A web-based survey was conducted in October 2022 to determine what people think has been happening to farmland values in Missouri. Ag lenders, rural appraisers and farmers — persons expected to have insight on land values — received the survey.
In Missouri, land sales prices need not be reported to any governmental or public agency. We hope the opinions expressed by our survey respondents will be helpful to others needing to estimate current farmland values and trends.
Of the 118 usable surveys received in 2022, 36% came from lenders, 37% from farmers, 10% from rural appraisers, and 16% from other occupations. They provided their opinions to questions concerning current farmland values and trends. They were asked to exclude from their answer’s tracts smaller than 40 acres or land being converted to development or commercial uses.
Average value of land
Respondents were asked to give their estimates of land values as of July 2022 for three classes of cropland and pasture (good, average, poor), irrigated cropland, timberland (with valuable trees), and hunting/recreation land (land with little productive agricultural value but with desirable aesthetic qualities). Classification of land was left to the judgment of each respondent. Maps 1, 2 and 3 summarize their responses. Counties in grey had no responses.

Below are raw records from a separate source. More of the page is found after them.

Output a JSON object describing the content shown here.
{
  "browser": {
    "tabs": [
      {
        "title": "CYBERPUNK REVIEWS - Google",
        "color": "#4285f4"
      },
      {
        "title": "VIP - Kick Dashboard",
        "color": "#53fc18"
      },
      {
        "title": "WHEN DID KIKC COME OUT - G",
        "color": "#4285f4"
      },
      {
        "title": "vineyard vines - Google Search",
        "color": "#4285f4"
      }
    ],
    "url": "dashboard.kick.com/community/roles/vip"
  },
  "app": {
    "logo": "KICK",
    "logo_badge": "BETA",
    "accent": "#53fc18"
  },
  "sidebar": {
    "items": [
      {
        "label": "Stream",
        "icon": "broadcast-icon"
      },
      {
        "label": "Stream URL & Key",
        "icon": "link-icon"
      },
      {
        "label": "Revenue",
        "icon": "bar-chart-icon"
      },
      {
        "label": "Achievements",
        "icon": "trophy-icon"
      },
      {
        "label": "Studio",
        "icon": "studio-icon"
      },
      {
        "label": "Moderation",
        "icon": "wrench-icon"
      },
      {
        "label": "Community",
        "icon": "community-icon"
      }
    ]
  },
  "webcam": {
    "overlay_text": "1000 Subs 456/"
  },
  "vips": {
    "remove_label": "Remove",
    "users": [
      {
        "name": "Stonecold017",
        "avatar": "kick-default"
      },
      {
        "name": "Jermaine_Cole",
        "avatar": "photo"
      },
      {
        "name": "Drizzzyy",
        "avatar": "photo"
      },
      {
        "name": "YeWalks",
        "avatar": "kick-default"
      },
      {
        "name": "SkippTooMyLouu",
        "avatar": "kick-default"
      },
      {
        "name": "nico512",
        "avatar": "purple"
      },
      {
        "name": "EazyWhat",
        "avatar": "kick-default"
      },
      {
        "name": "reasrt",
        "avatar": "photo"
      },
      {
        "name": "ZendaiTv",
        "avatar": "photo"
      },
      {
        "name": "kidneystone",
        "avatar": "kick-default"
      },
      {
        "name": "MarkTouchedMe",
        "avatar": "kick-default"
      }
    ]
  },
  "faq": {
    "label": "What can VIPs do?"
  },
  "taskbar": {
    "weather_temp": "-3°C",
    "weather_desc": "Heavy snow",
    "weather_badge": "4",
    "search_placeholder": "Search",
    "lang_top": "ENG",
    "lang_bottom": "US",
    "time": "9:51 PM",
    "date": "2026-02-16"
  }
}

This year’s respondents reported the value of good non-irrigated cropland at $8,318 per acre, up $1,992 or 31% above last year. The average statewide value reported for irrigated cropland was $9,144, up $2,012 from last year (Map 1).
Good pastureland was estimated to have a statewide average value of $4,794 per acre, up $1,013 or 27% above 2021 estimates (Map 2). Timberland was up $703 to $3,773 per acre. Hunting/ recreation land was up $692 to $3,854 per acre (Map 3).

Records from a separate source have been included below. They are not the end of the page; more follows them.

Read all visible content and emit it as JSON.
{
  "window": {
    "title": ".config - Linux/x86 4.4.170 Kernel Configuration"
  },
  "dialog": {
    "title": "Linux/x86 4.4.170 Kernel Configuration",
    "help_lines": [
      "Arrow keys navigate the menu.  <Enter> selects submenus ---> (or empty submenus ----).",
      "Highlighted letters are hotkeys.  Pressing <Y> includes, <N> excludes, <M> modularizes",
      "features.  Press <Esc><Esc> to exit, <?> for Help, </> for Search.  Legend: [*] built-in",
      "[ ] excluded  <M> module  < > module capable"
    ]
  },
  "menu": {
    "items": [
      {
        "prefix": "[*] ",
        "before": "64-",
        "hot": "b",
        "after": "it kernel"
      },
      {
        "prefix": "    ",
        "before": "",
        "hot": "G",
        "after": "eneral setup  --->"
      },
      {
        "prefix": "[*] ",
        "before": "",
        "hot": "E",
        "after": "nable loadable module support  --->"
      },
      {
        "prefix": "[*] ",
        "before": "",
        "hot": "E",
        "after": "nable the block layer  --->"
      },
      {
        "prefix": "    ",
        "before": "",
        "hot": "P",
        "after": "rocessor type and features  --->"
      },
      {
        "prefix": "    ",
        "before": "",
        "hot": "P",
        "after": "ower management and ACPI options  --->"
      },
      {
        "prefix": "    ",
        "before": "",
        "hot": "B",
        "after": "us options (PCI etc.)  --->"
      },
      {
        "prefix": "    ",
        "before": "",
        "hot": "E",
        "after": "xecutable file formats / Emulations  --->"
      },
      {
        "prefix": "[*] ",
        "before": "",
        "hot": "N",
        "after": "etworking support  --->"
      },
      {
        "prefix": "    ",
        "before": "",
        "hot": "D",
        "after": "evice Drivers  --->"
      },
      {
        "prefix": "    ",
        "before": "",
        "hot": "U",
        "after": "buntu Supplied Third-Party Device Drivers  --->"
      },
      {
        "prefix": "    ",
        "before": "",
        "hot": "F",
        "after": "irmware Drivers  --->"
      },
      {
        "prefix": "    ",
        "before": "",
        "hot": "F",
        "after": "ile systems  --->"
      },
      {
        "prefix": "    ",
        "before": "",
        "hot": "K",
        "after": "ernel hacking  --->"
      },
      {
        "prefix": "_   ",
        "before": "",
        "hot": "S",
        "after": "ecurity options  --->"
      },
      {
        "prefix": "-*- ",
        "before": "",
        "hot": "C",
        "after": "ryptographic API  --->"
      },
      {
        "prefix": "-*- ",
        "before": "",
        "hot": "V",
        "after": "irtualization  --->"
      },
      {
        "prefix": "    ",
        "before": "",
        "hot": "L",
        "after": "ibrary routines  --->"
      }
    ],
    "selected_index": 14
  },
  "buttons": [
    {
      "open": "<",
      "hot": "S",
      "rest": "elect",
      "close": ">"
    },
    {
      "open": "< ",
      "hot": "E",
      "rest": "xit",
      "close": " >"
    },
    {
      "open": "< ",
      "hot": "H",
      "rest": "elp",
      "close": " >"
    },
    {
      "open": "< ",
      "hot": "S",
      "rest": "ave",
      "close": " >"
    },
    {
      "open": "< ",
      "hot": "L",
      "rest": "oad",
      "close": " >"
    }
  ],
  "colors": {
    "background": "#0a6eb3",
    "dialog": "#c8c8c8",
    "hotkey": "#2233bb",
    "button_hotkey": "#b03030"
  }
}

Map 4 displays the percent change in reported value from the 2022 survey to the 2022 survey for good cropland, good pastureland, and timber/hunting/recreational land. Cropland of all qualities had the largest statewide increase. Increases in the value of good cropland ranged from 10% to 53%, depending on the district. The variability across districts highlights the need to use caution when valuing any one parcel of land. Other sources of information on land value will be discussed at the end of this report.
Who is buying land?
Survey respondents thought that 54% of farmland buyers were planning to farm the land themselves, 32% were planning to rent out the land and 12% were planning to use it for non-farming purposes (Map 5).
Factors affecting values
As normal, comments were made about limited land coming up for sale and a few aggressive farmers competing for what land does come up for sale. Many comments from the survey respondents mentioned farmers with cash in-hand as a factor impacting cropland. They mentioned urban sprawl and outside money affecting pasture, timber and recreational land.
Many noted that the land sales they were referring to were in the first half of 2022 and that rising interest rates caused them to think land value appreciation would not continue as strong. This can be seen in that the estimated increase from 2021 to 2022 was over 22% for all land classes but the expected increase for next year was only expected to be 2 to 5%.

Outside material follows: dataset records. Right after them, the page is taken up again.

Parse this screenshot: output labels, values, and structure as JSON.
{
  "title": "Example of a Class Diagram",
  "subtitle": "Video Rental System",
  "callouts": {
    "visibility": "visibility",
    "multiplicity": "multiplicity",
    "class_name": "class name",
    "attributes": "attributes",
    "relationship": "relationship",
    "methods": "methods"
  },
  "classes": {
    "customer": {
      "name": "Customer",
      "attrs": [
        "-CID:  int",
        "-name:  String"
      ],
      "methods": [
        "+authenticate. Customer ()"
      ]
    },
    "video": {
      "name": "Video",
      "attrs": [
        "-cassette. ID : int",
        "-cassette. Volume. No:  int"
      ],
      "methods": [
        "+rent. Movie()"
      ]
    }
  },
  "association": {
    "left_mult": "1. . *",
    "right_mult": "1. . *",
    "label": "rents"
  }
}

Several respondents mentioned land being purchased for subdivision into smaller pieces for use as homesteads or recreation. The results indicate the largest jumps in productive ground rather than timber and hunting ground – most likely to be purchased by non-farmers wanting a place for development.
In 2021, respondents forecasted land prices to increase 3% for pasture and 5% for cropland. This year’s increase of 31% for cropland and 23% for timberland exceeded expectations.
Survey respondents forecasted that over the next year cropland will increase 5%, pastureland 3% and non-cropland 2%. This is in line with previous years. Several mentioned they think rising interest rates and input costs on the heels of two years of high land appreciation will cool land value appreciation soon. Map 6 shows the expected change by region.
Other land value data
Table 1 reports the USDA estimates of average land values for Missouri and surrounding states. The $4,320 estimate of the USDA for cropland is $2,360 lower than the $6,608 value reported by our survey respondents for average cropland. For pastureland, the USDA estimates the value at $2,400 per acre, or $1,701 less than our survey estimate of $4,101 per acre.
The USDA data indicates that Missouri land value increased 12% in 2021. Kansas City Federal Reserve data indicates that non-irrigated land in Western Missouri rose 17% during 2021. Both of these sets of data look at increases during the calendar year while our survey looks at July to July of each year.
Table 1. Agricultural land values per acre, June 2022.
|State(s)||Cropland (dollars)||Pasture (dollars)||All land and buildings (dollars)|
|1. Includes Indiana, Illinois, Iowa, Missouri and Ohio.|
2. Averages 48 states.
Figure 1 shows the trend in Missouri farmland and building values over time. There has been a fairly consistent 6% appreciation of value since 1950. According to USDA data, real estate values began to increase faster than 6% in the early 2000’s but dipped below the 6% compounding rate around 2015. This year’s increase brings real estate values in Missouri $374 low of the six percent trend line.